“Ecoutez mon histoire…” Fred Pellerin, conteur Quebécois, revient à l’Européen jusqu’au 5 décembre après une tournée hexagonale. Ce mercredi 10 novembre, pour la 1ère reprise de son dernier spectacle L’arracheuse de temps, la salle de l’ancien music-hall est comble et offre une atmosphère intimiste, propice aux confidences.
Avec pour simple décor un tabouret, une guitare et une mandoline, le jeune humouriste soulève l’enthousiasme dès ses premières répliques. Avec ses airs d’éternel adolescent, ses lunettes rondes et sa frêle silhouette, il se fait l’écho d’histoires d’un autre temps qu’on raconte à Saint-Elie, sa ville natale.
Dans un hommage à sa grand-mère Bernadette qui disait la “Mort morte” mais qui n’y échappa pas pour autant, il nous ouvre les portes d’un univers aux accents québecois, né de souvenirs ancestraux habités de lutins et de sorcières, de légendes invitant l’anecdote et teintées de moralité.
Génial conteur
On y croise une jeune fille « avec des jolis boudins frisés sur la tête » qui échappe à la mort en s’engouffrant dans un matelas-futon ; un curé-neuf qui fait grand cas de la justice divine ; une extralucide au décolleté plongeant prédisant l’avenir et même le passé ; un forgeron passionné de cartes… Par ses imperfections, ses mystères et ses doutes, ce petit monde loufoque nous est proche et attachant. Le spectateur est prié de laisser sa rationalité au vestiaire : « Il y a des choses, comme ça, tu cherches pas à prouver, tu testes pas.
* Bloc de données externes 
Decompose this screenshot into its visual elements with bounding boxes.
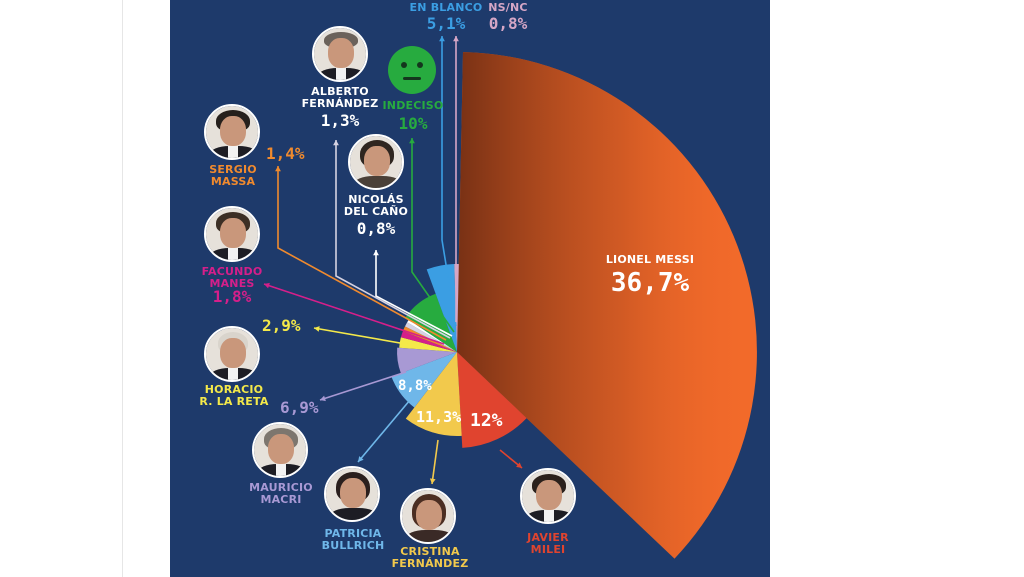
label-cristina: CRISTINA FERNÁNDEZ	[391, 545, 469, 570]
leader-manes-arrowhead	[264, 282, 270, 289]
leader-macri	[319, 371, 407, 401]
slice-facundo-manes	[400, 331, 457, 352]
leader-massa-arrowhead	[275, 166, 281, 172]
portrait-milei	[520, 468, 576, 524]
leader-milei-arrowhead	[516, 462, 522, 468]
label-messi-pct: 36,7%	[610, 267, 690, 298]
label-cristina-pct: 11,3%	[416, 408, 462, 426]
slice-mauricio-macri	[397, 347, 457, 374]
label-messi: LIONEL MESSI 36,7%	[590, 254, 710, 297]
portrait-delcano	[348, 134, 404, 190]
slice-cristina-fern-ndez	[405, 352, 462, 437]
label-delcano: NICOLÁS DEL CAÑO 0,8%	[343, 193, 409, 239]
slice-alberto-fern-ndez	[405, 322, 457, 352]
label-milei-pct: 12%	[470, 410, 503, 431]
label-milei: JAVIER MILEI	[527, 531, 569, 556]
label-fernandez: ALBERTO FERNÁNDEZ 1,3%	[301, 85, 379, 131]
slice-horacio-r-la-reta	[399, 337, 457, 352]
leader-cristina-arrowhead	[429, 478, 436, 484]
portrait-macri	[252, 422, 308, 478]
portrait-cristina	[400, 488, 456, 544]
poll-infographic: LIONEL MESSI 36,7% 12% JAVIER MILEI 11,3…	[170, 0, 770, 577]
label-larreta: HORACIO R. LA RETA	[199, 383, 269, 408]
portrait-massa	[204, 104, 260, 160]
label-indeciso: INDECISO 10%	[382, 99, 444, 133]
pie-chart	[263, 36, 757, 559]
messi-photo-shade	[457, 52, 757, 559]
slice-patricia-bullrich	[391, 352, 457, 408]
label-bullrich: PATRICIA BULLRICH	[321, 527, 385, 552]
portrait-larreta	[204, 326, 260, 382]
neutral-face-icon	[388, 46, 436, 94]
leader-bullrich-arrowhead	[358, 456, 364, 462]
leader-cristina	[431, 439, 439, 485]
portrait-manes	[204, 206, 260, 262]
leader-delcano	[375, 250, 453, 337]
label-massa-pct: 1,4%	[266, 144, 305, 163]
label-messi-name: LIONEL MESSI	[605, 253, 695, 266]
label-macri-pct: 6,9%	[280, 398, 319, 417]
leader-indeciso	[411, 138, 455, 333]
leader-indeciso-arrowhead	[409, 138, 415, 144]
label-macri: MAURICIO MACRI	[249, 481, 313, 506]
leader-blanco-arrowhead	[439, 36, 445, 42]
label-massa: SERGIO MASSA	[209, 163, 257, 188]
leader-fernandez-arrowhead	[333, 140, 339, 146]
label-bullrich-pct: 8,8%	[398, 378, 432, 394]
leader-larreta-arrowhead	[314, 326, 320, 332]
leader-nsnc-arrowhead	[453, 36, 459, 42]
leader-fernandez	[335, 140, 451, 339]
label-nsnc: NS/NC 0,8%	[488, 1, 528, 33]
slice-indeciso	[405, 293, 457, 352]
label-larreta-pct: 2,9%	[262, 316, 301, 335]
leader-macri-arrowhead	[320, 395, 326, 402]
label-manes: FACUNDO MANES 1,8%	[201, 265, 263, 307]
leader-larreta	[313, 327, 441, 351]
page-edge-line	[122, 0, 123, 577]
portrait-fernandez	[312, 26, 368, 82]
slice-nicol-s-del-ca-o	[407, 319, 457, 352]
leader-manes	[263, 283, 445, 345]
label-blanco: EN BLANCO 5,1%	[409, 1, 483, 33]
leader-blanco	[441, 36, 457, 327]
leader-delcano-arrowhead	[373, 250, 379, 256]
leader-bullrich	[357, 399, 411, 463]
leader-massa	[277, 166, 447, 341]
slice-javier-milei	[457, 352, 527, 448]
portrait-bullrich	[324, 466, 380, 522]
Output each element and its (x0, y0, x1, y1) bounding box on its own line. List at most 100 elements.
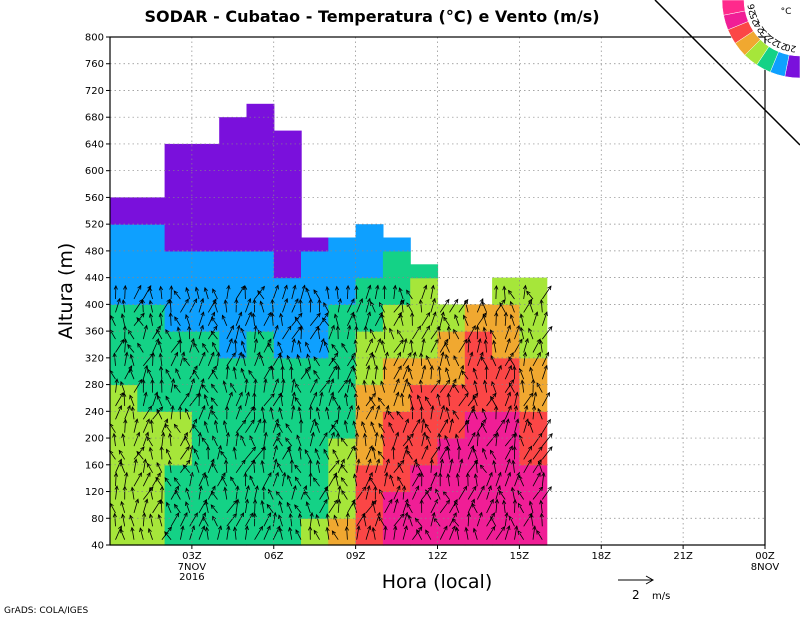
wind-arrow (210, 490, 218, 500)
wind-arrow (446, 473, 451, 487)
wind-arrow (328, 324, 335, 340)
wind-arrow (173, 503, 181, 514)
wind-arrow (157, 340, 163, 353)
wind-arrow (371, 500, 376, 513)
wind-arrow (142, 471, 151, 487)
wind-arrow (421, 325, 431, 340)
wind-arrow (288, 526, 293, 540)
wind-arrow (226, 324, 234, 340)
wind-arrow (481, 301, 487, 313)
wind-arrow (374, 338, 382, 353)
wind-arrow (288, 513, 293, 527)
wind-arrow (158, 312, 163, 326)
wind-arrow (173, 477, 181, 487)
wind-arrow (308, 472, 313, 487)
y-tick-label: 320 (85, 353, 104, 364)
temperature-cell (219, 411, 248, 439)
y-tick-label: 800 (85, 33, 104, 44)
wind-arrow (147, 368, 153, 380)
reference-vector-value: 2 (632, 588, 640, 602)
wind-arrow (198, 525, 206, 540)
wind-arrow (345, 284, 351, 300)
wind-arrow (272, 418, 279, 433)
wind-arrow (272, 444, 278, 460)
wind-arrow (243, 285, 248, 300)
wind-arrow (324, 487, 330, 500)
temperature-cell (328, 237, 357, 252)
wind-arrow (291, 337, 296, 353)
temperature-cell (219, 384, 248, 412)
wind-arrow (455, 526, 460, 540)
wind-arrow (272, 378, 279, 393)
x-tick-label: 06Z (264, 551, 284, 562)
wind-arrow (504, 418, 510, 433)
wind-arrow (298, 512, 303, 527)
wind-arrow (233, 526, 238, 540)
wind-arrow (331, 424, 339, 433)
temperature-cell (137, 197, 166, 225)
wind-arrow (309, 312, 321, 327)
reference-vector: 2 m/s (618, 575, 670, 602)
wind-arrow (142, 458, 148, 473)
wind-arrow (406, 449, 413, 460)
wind-arrow (319, 379, 331, 393)
wind-arrow (252, 298, 257, 313)
wind-arrow (159, 485, 165, 500)
wind-arrow (523, 458, 532, 473)
wind-arrow (464, 419, 470, 433)
wind-arrow (189, 298, 198, 313)
wind-arrow (197, 431, 202, 447)
y-tick-label: 120 (85, 487, 104, 498)
wind-arrow (119, 528, 126, 540)
wind-arrow (198, 378, 205, 393)
wind-arrow (482, 313, 487, 326)
wind-arrow (113, 472, 119, 487)
x-tick-sublabel: 8NOV (751, 562, 780, 573)
wind-arrow (402, 498, 409, 514)
wind-arrow (519, 326, 525, 340)
temperature-cell (219, 438, 248, 466)
wind-arrow (123, 284, 128, 300)
wind-arrow (492, 459, 497, 473)
wind-arrow (412, 418, 421, 433)
wind-arrow (473, 473, 478, 487)
wind-arrow (458, 485, 468, 500)
wind-arrow (222, 419, 228, 433)
wind-arrow (449, 498, 458, 514)
wind-arrow (486, 471, 493, 487)
wind-arrow (430, 498, 439, 514)
wind-arrow (261, 445, 267, 460)
wind-arrow (522, 284, 528, 300)
wind-arrow (541, 325, 553, 340)
wind-arrow (282, 471, 287, 487)
x-tick-label: 00Z (755, 551, 775, 562)
wind-arrow (152, 406, 164, 420)
wind-arrow (388, 421, 395, 433)
wind-arrow (294, 396, 302, 407)
wind-arrow (192, 423, 200, 433)
wind-arrow (267, 342, 274, 353)
wind-arrow (156, 394, 163, 407)
wind-arrow (341, 489, 348, 500)
wind-arrow (393, 391, 400, 407)
wind-arrow (523, 445, 533, 460)
wind-arrow (291, 284, 297, 300)
wind-arrow (122, 325, 127, 340)
wind-arrow (439, 499, 451, 514)
wind-arrow (276, 436, 283, 447)
temperature-fill (110, 103, 548, 546)
wind-arrow (502, 499, 507, 513)
y-axis-ticks: 40 80 120 160 200 240 280 320 360 400 440 480 520 560… (85, 33, 110, 552)
x-tick-label: 03Z (182, 551, 202, 562)
wind-arrow (384, 404, 390, 420)
wind-arrow (133, 312, 145, 327)
wind-arrow (176, 326, 181, 340)
wind-arrow (384, 458, 390, 473)
wind-arrow (416, 528, 423, 540)
temperature-cell (328, 277, 357, 305)
wind-arrow (112, 352, 117, 366)
wind-arrow (120, 380, 126, 393)
wind-arrow (207, 404, 214, 420)
wind-arrow (165, 395, 172, 407)
wind-arrow (490, 354, 497, 367)
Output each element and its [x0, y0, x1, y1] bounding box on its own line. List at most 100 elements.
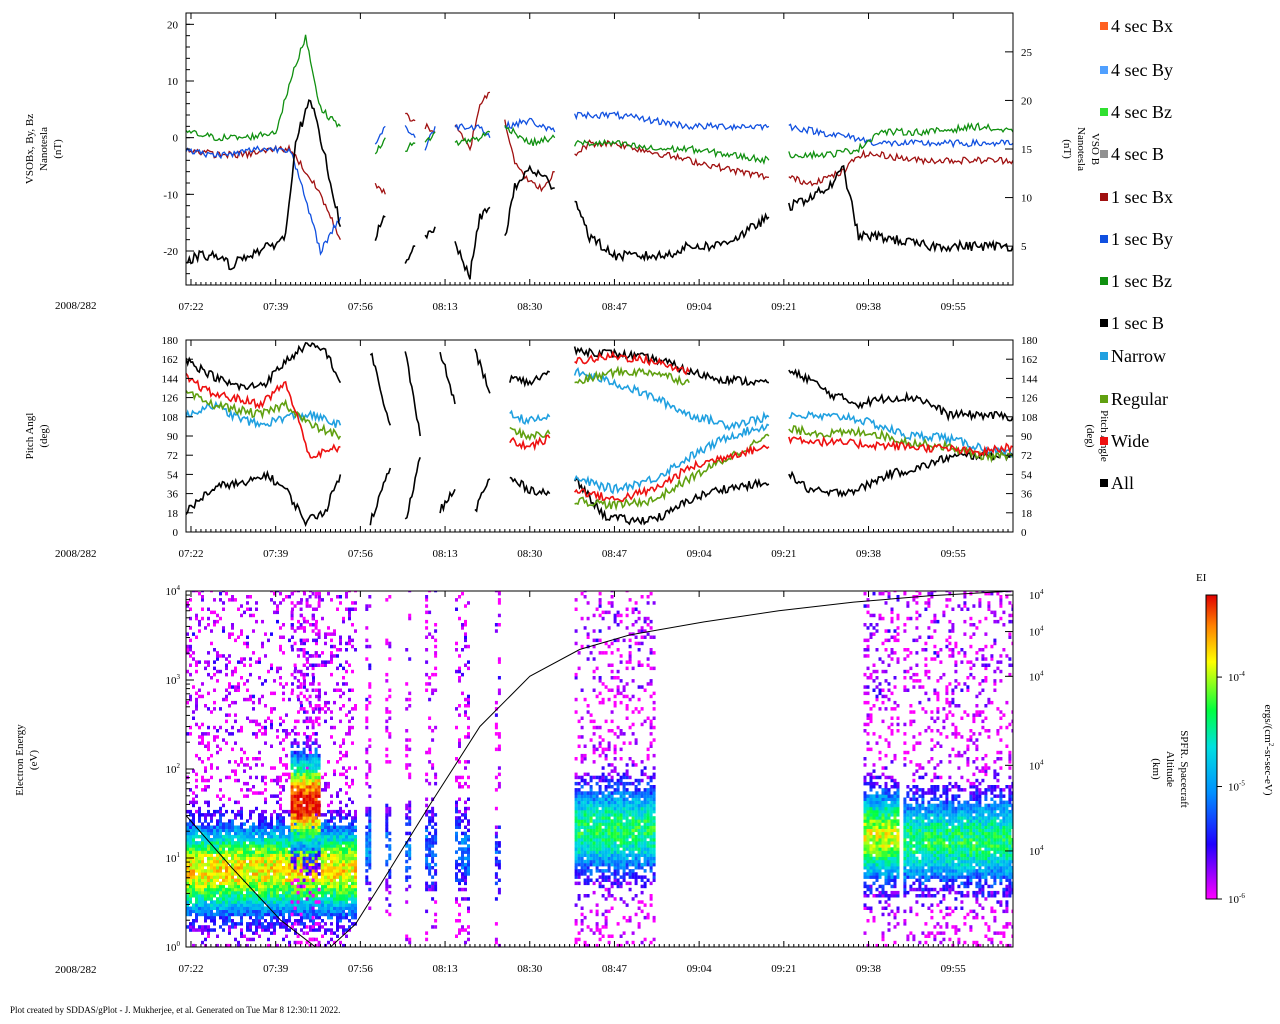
series-segment	[504, 125, 556, 147]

Tu y crois et puis c’est tout ! ».
Avec une langue écorchée et bégaillante, Fred Pellerin semble tester les limites de la compréhension dans un exercice sympathique d’autodérision : “Chui comme vous, je comprends pas tout ce que j’dis non plus…accroche-toi sur le mot à peu près clair et puis voilà”. Oubliez le Bescherelle et le Petit Robert, ce médaillé aux Jeux de la francophonie (en 2001, pour son spectacle « Dans mon village, il y a Belle Lurette »), ne s’encombre ni de règles ni de définitions. Dans sa bouche –dans son « trou de bouche », dirait-il- les mots bousculés deviennent des outils malléables au grès de son imagination et des nécessités du récit.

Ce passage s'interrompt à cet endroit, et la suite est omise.